Bonnie Prince Charlie By Allan Ramsay – nationalgalleries.org, Public Domain, https://commons.wikimedia.org/w/index.php?curid=31304144

A cultura highlander foi reabilitada, curiosamente, pelo rei da dinastia Hannover George IV, em 1822, quando visitou Edinburgh vestindo um kilt. O rei era fã da literatura do escocês Walter Scott, que romantizou e tornou populares as tradições das Highlands, tendo decidido visitar a Escócia também por essa razão. Nessa época 9 em cada 10 escoceses residiam nas Lowlands. Ainda hoje as Highlands são uma das regiões da Europa com menor densidade demográfica. O tartan – o tecido de lã nos padrões de xadrez agora típicos das Highlands – se tornou popular no mundo inteiro.

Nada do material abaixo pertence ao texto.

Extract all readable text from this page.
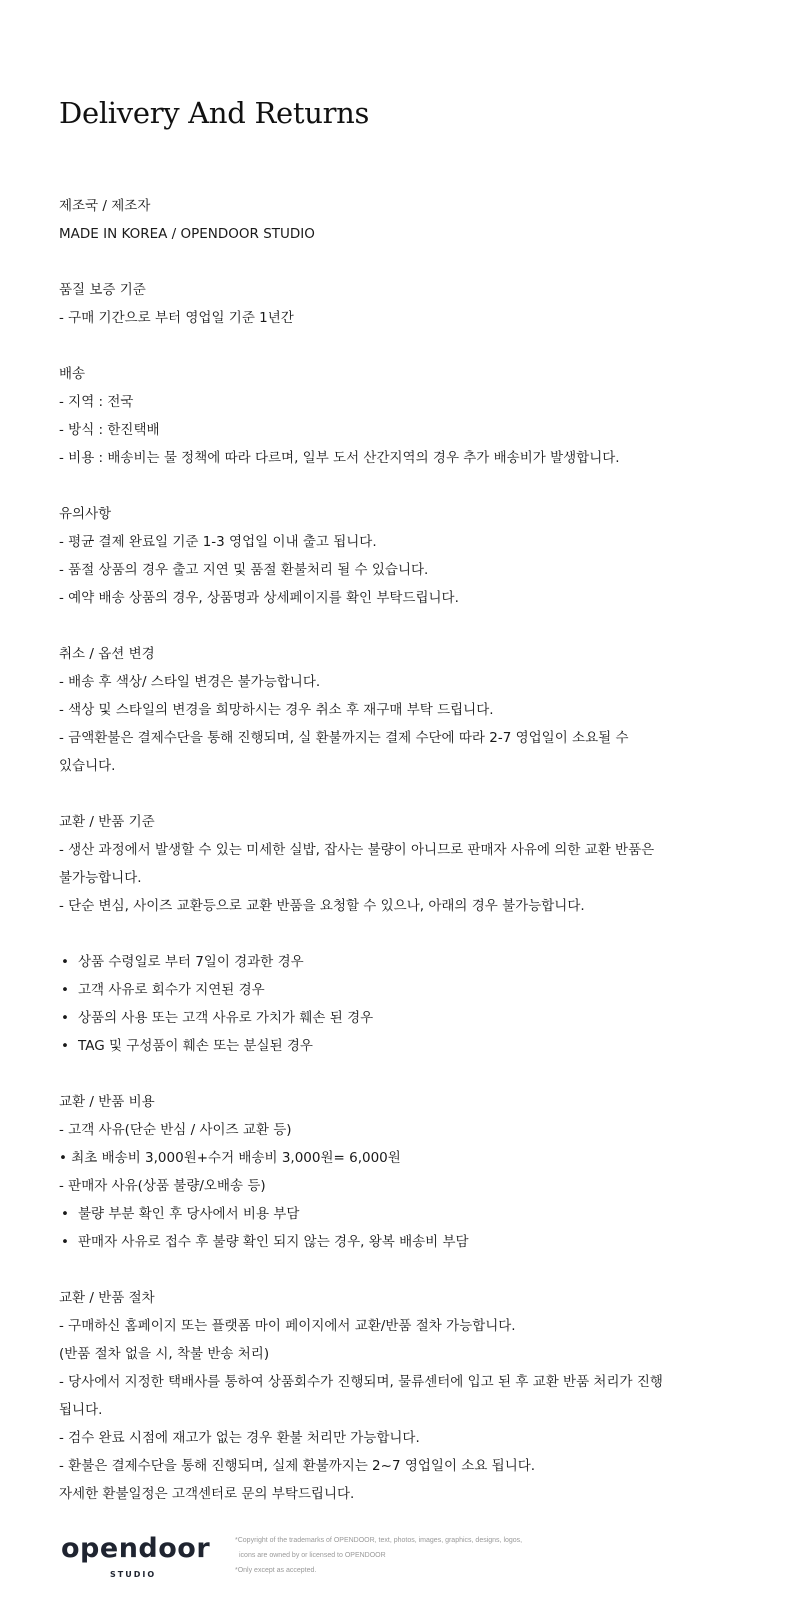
Delivery And Returns
제조국 / 제조자
MADE IN KOREA / OPENDOOR STUDIO
품질 보증 기준
- 구매 기간으로 부터 영업일 기준 1년간
배송
- 지역 : 전국
- 방식 : 한진택배
- 비용 : 배송비는 물 정책에 따라 다르며, 일부 도서 산간지역의 경우 추가 배송비가 발생합니다.
유의사항
- 평균 결제 완료일 기준 1-3 영업일 이내 출고 됩니다.
- 품절 상품의 경우 출고 지연 및 품절 환불처리 될 수 있습니다.
- 예약 배송 상품의 경우, 상품명과 상세페이지를 확인 부탁드립니다.
취소 / 옵션 변경
- 배송 후 색상/ 스타일 변경은 불가능합니다.
- 색상 및 스타일의 변경을 희망하시는 경우 취소 후 재구매 부탁 드립니다.
- 금액환불은 결제수단을 통해 진행되며, 실 환불까지는 결제 수단에 따라 2-7 영업일이 소요될 수
있습니다.
교환 / 반품 기준
- 생산 과정에서 발생할 수 있는 미세한 실밥, 잡사는 불량이 아니므로 판매자 사유에 의한 교환 반품은
불가능합니다.
- 단순 변심, 사이즈 교환등으로 교환 반품을 요청할 수 있으나, 아래의 경우 불가능합니다.
• 상품 수령일로 부터 7일이 경과한 경우
• 고객 사유로 회수가 지연된 경우
• 상품의 사용 또는 고객 사유로 가치가 훼손 된 경우
• TAG 및 구성품이 훼손 또는 분실된 경우
교환 / 반품 비용
- 고객 사유(단순 반심 / 사이즈 교환 등)
• 최초 배송비 3,000원+수거 배송비 3,000원= 6,000원
- 판매자 사유(상품 불량/오배송 등)
• 불량 부분 확인 후 당사에서 비용 부담
• 판매자 사유로 접수 후 불량 확인 되지 않는 경우, 왕복 배송비 부담
교환 / 반품 절차
- 구매하신 홈페이지 또는 플랫폼 마이 페이지에서 교환/반품 절차 가능합니다.
(반품 절차 없을 시, 착불 반송 처리)
- 당사에서 지정한 택배사를 통하여 상품회수가 진행되며, 물류센터에 입고 된 후 교환 반품 처리가 진행
됩니다.
- 검수 완료 시점에 재고가 없는 경우 환불 처리만 가능합니다.
- 환불은 결제수단을 통해 진행되며, 실제 환불까지는 2~7 영업일이 소요 됩니다.
자세한 환불일정은 고객센터로 문의 부탁드립니다.
opendoor
STUDIO
*Copyright of the trademarks of OPENDOOR, text, photos, images, graphics, designs, logos,
icons are owned by or licensed to OPENDOOR
*Only except as accepted.
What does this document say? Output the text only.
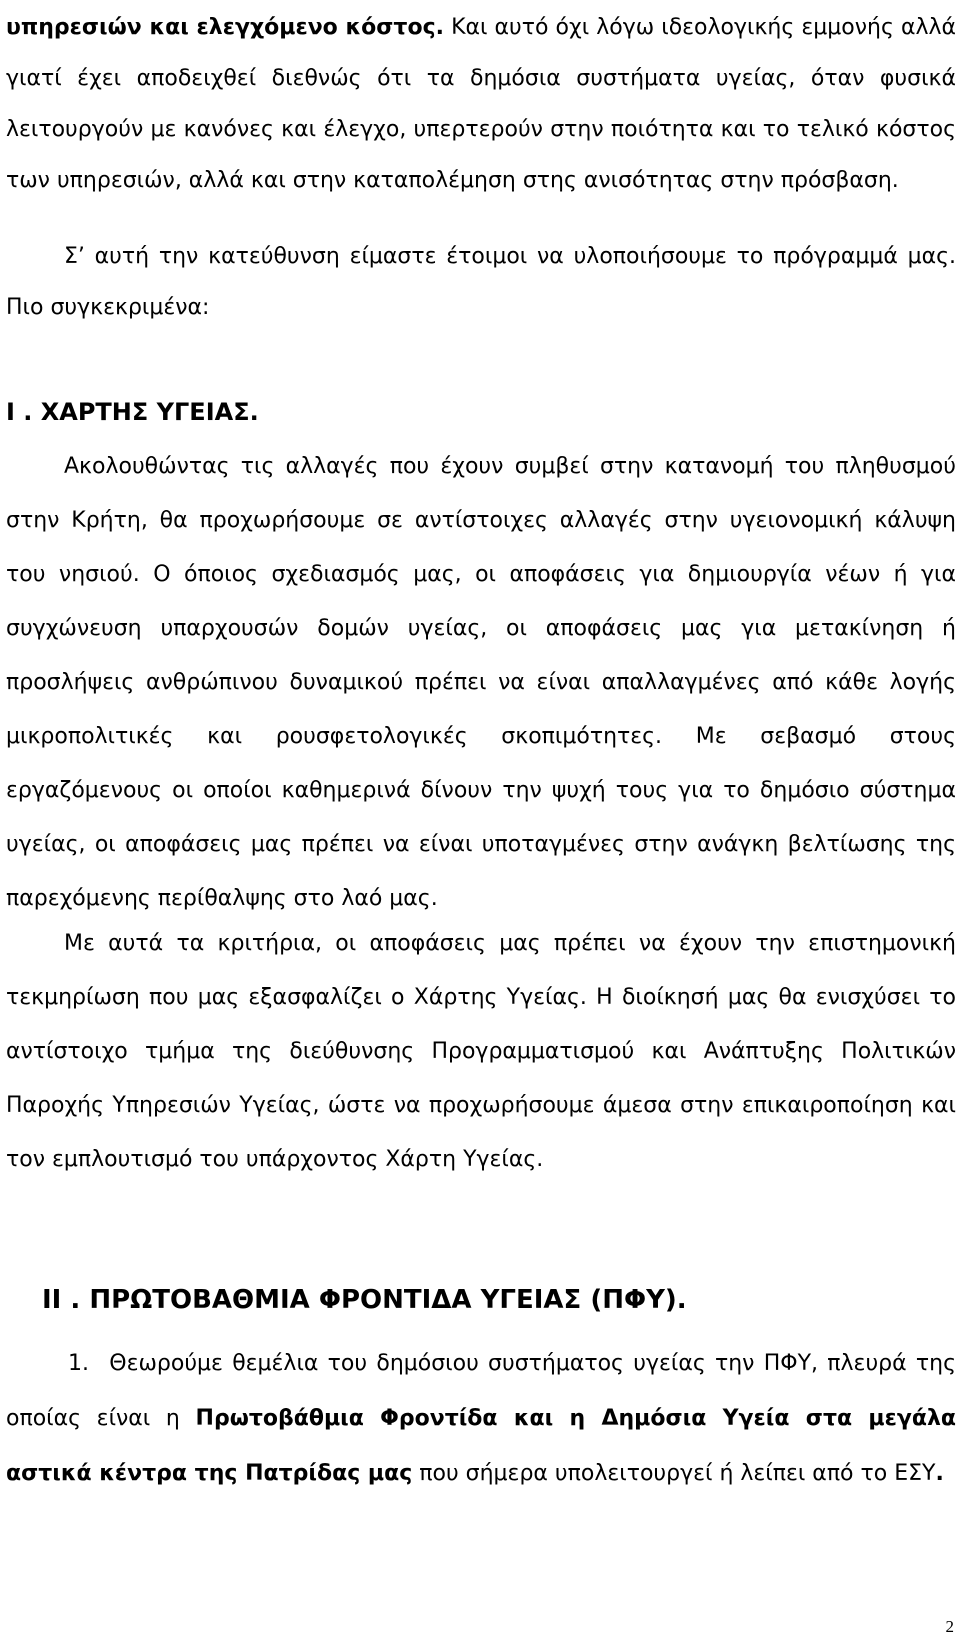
υπηρεσιών και ελεγχόμενο κόστος. Και αυτό όχι λόγω ιδεολογικής εμμονής αλλά γιατί έχει αποδειχθεί διεθνώς ότι τα δημόσια συστήματα υγείας, όταν φυσικά λειτουργούν με κανόνες και έλεγχο, υπερτερούν στην ποιότητα και το τελικό κόστος των υπηρεσιών, αλλά και στην καταπολέμηση στης ανισότητας στην πρόσβαση.

Σ’ αυτή την κατεύθυνση είμαστε έτοιμοι να υλοποιήσουμε το πρόγραμμά μας. Πιο συγκεκριμένα:

I . ΧΑΡΤΗΣ ΥΓΕΙΑΣ.

Ακολουθώντας τις αλλαγές που έχουν συμβεί στην κατανομή του πληθυσμού στην Κρήτη, θα προχωρήσουμε σε αντίστοιχες αλλαγές στην υγειονομική κάλυψη του νησιού. Ο όποιος σχεδιασμός μας, οι αποφάσεις για δημιουργία νέων ή για συγχώνευση υπαρχουσών δομών υγείας, οι αποφάσεις μας για μετακίνηση ή προσλήψεις ανθρώπινου δυναμικού πρέπει να είναι απαλλαγμένες από κάθε λογής μικροπολιτικές και ρουσφετολογικές σκοπιμότητες. Με σεβασμό στους εργαζόμενους οι οποίοι καθημερινά δίνουν την ψυχή τους για το δημόσιο σύστημα υγείας, οι αποφάσεις μας πρέπει να είναι υποταγμένες στην ανάγκη βελτίωσης της παρεχόμενης περίθαλψης στο λαό μας.

Με αυτά τα κριτήρια, οι αποφάσεις μας πρέπει να έχουν την επιστημονική τεκμηρίωση που μας εξασφαλίζει ο Χάρτης Υγείας. Η διοίκησή μας θα ενισχύσει το αντίστοιχο τμήμα της διεύθυνσης Προγραμματισμού και Ανάπτυξης Πολιτικών Παροχής Υπηρεσιών Υγείας, ώστε να προχωρήσουμε άμεσα στην επικαιροποίηση και τον εμπλουτισμό του υπάρχοντος Χάρτη Υγείας.

II . ΠΡΩΤΟΒΑΘΜΙΑ ΦΡΟΝΤΙΔΑ ΥΓΕΙΑΣ (ΠΦΥ).

1. Θεωρούμε θεμέλια του δημόσιου συστήματος υγείας την ΠΦΥ, πλευρά της οποίας είναι η Πρωτοβάθμια Φροντίδα και η Δημόσια Υγεία στα μεγάλα αστικά κέντρα της Πατρίδας μας που σήμερα υπολειτουργεί ή λείπει από το ΕΣΥ.

2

O Highlandism foi assumido pelos escoceses como sua identidade, contando com um enorme reforço da Rainha Victoria em seu interesse pelo país e sua cultura. O whisky foi transformado na bebida nacional, mais um traço marcante da identidade escocesa, com mais de 30 destilarias das Highlands elaborando maltes puros, que costumam nomear suas marcas com o nome do glen onde são produzidos, como Glenmorangie, Glenturret e Glencadam.

Um típico loch das terras altas escocesas

Essa história deixou rastros magníficos, como as tradições highlanders, inúmeros castelos em ruínas emblemáticas, locais históricos de batalhas sangrentas, sítios arqueológicos esplêndidos e a maior quantidade de áreas produtoras de whisky do país. O degelo no final da última era glacial também deixou marcas notáveis, esculpindo algumas das mais belas paisagens do mundo. Tanto quanto as tradições, a sua geografia com suas montanhas e lochs – como o lago Ness – são deslumbrantes e inesquecíveis.